Antibiotic-resistant pathogens can be spread via washing machines.
This has been proven by hygienists at the University of Bonn for a children’s hospital in which a Klebsiella oxytoca type was repeatedly transmitted to newborns. Fortunately, no dangerous infection occurred.
The source was a conventional washing machine used to launder the clothes of the newborns. This case draws attention, especially as antibiotic-resistant bacteria could also be transmitted via the washing machine in households with people who need nursing care. A further study will examine this distribution channel in more detail. The results were published in the journal Applied and Environmental Microbiology.
The Klebsiella oxytoca bacterium was increasingly detected during routine hygiene screenings in the neonatal ward of a children’s hospital in Germany. The bacterium can lead to gastrointestinal and respiratory infections and in the worst case result in fatal sepsis.
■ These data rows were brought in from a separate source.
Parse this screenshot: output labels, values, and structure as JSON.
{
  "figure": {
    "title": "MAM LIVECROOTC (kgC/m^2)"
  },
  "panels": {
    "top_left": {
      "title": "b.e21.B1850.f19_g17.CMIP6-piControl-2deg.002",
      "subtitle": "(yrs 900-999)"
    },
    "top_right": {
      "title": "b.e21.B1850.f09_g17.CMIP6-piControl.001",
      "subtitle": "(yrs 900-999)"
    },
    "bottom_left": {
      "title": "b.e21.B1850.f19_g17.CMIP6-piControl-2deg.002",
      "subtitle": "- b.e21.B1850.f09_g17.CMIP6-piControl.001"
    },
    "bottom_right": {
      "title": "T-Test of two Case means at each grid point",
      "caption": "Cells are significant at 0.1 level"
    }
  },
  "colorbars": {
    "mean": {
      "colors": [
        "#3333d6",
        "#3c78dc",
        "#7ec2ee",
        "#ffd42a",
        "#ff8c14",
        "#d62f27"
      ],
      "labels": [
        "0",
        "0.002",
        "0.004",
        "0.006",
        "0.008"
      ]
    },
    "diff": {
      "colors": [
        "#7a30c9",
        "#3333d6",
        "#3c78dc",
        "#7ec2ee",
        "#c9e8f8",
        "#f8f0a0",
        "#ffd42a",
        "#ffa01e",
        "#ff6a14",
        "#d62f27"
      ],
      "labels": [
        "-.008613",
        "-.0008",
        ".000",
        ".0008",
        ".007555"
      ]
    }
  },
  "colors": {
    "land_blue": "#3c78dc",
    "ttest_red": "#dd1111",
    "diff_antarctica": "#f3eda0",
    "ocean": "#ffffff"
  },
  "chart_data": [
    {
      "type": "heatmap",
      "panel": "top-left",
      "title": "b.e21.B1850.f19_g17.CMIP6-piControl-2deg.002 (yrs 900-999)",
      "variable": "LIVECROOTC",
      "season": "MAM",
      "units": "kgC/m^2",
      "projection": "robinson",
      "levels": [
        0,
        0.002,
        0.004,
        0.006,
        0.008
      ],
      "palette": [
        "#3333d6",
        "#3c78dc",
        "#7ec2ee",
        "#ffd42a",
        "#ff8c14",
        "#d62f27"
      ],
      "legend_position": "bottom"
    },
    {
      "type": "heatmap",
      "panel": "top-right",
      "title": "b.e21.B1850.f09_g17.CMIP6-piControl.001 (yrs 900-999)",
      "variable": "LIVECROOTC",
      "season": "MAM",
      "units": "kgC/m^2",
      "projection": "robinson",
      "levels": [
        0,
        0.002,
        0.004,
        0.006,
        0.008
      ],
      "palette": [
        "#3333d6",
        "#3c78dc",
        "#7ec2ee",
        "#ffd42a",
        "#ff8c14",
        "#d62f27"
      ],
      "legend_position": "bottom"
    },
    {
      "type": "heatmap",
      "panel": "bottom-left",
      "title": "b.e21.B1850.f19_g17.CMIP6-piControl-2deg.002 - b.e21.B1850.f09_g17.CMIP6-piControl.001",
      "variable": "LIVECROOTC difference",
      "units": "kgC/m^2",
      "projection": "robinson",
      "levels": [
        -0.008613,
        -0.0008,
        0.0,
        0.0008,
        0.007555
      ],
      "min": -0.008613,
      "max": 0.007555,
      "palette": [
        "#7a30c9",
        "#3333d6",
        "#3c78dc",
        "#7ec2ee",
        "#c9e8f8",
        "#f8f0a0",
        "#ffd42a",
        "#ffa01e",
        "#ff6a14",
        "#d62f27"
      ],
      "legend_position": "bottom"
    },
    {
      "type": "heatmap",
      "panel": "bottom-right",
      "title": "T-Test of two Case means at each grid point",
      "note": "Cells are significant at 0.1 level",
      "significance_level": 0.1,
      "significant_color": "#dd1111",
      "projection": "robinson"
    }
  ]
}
In this particular case, common antibiotics could only be used against this pathogen to a limited extent or not at all. After newborns were repeatedly colonised with the pathogen and intensive hygiene intervention measures were unsuccessful, the hospital called in the Institute for Hygiene and Public Health (IHPH) of the University Hospital Bonn.
In order to trace the source and possible distribution pathways, several environmental samples in patient and staff areas and suspected risk locations were compared with the samples of the newborns.
Dr Ricarda Schmithausen, Head of the One Health Department at IHPH, said: “This type of Klebsiella oxytoca was so unique that it was in this form not yet included in the database of the National Reference Center for gram-negative hospital pathogens.”
This particularity was advantageous because it allowed the distribution pathway to be clearly traced. Neither the parents nor the nursing staff had transmitted the bacteria.
Dr Martin Exner, Director of the Institute for Hygiene and Public Health at the University Hospital Bonn said: “The Klebsiella oxytoca type was clearly identified in the detergent drawer and on the door seal of a washing machine in the basement, which was used to launder the hand-knitted socks and beanies of the babies on the ward.” The bacteria were passed on to the newborns via the clothing.
After the washing machine was removed, no further colonisation of the premature babies was detected.
Schmithausen said: “This clearly demonstrates that we found the Klebsiella source. This is a special case.”
Hospitals normally use special washing machines and laundry processes that wash at high temperatures and with disinfectants, or designated laundries handle the washing externally. On the neonatal ward, however, the case that occurred some time ago involved a standard washing machine.
Schmithausen continued: “We decided to investigate this case in order to draw attention to possible problems with resistant bacteria that are now advancing into the domestic environment.”
Studies have already shown that antibiotic-resistant bacteria can take hold in washing machines. Professor Exner said: “However, we have proven for the first time that a washing machine can also spread antibiotic-resistant bacteria to humans.”
This result also has consequences for the domestic environment. For environmental reasons, the trend in conventional household machines is towards lower temperatures of well below 60°C (140°F). According to the researchers, this is, in principle, a very positive development because it saves energy and protects the climate.
However, if elderly people requiring nursing care with open wounds or bladder catheters or younger people with suppurating injuries or infections lived in the household, laundry should be washed at higher temperatures, such as 60°C (140°F), to avoid the transmission of dangerous pathogens. This is a growing challenge for hygienists, as the number of people receiving nursing care from family members is constantly increasing.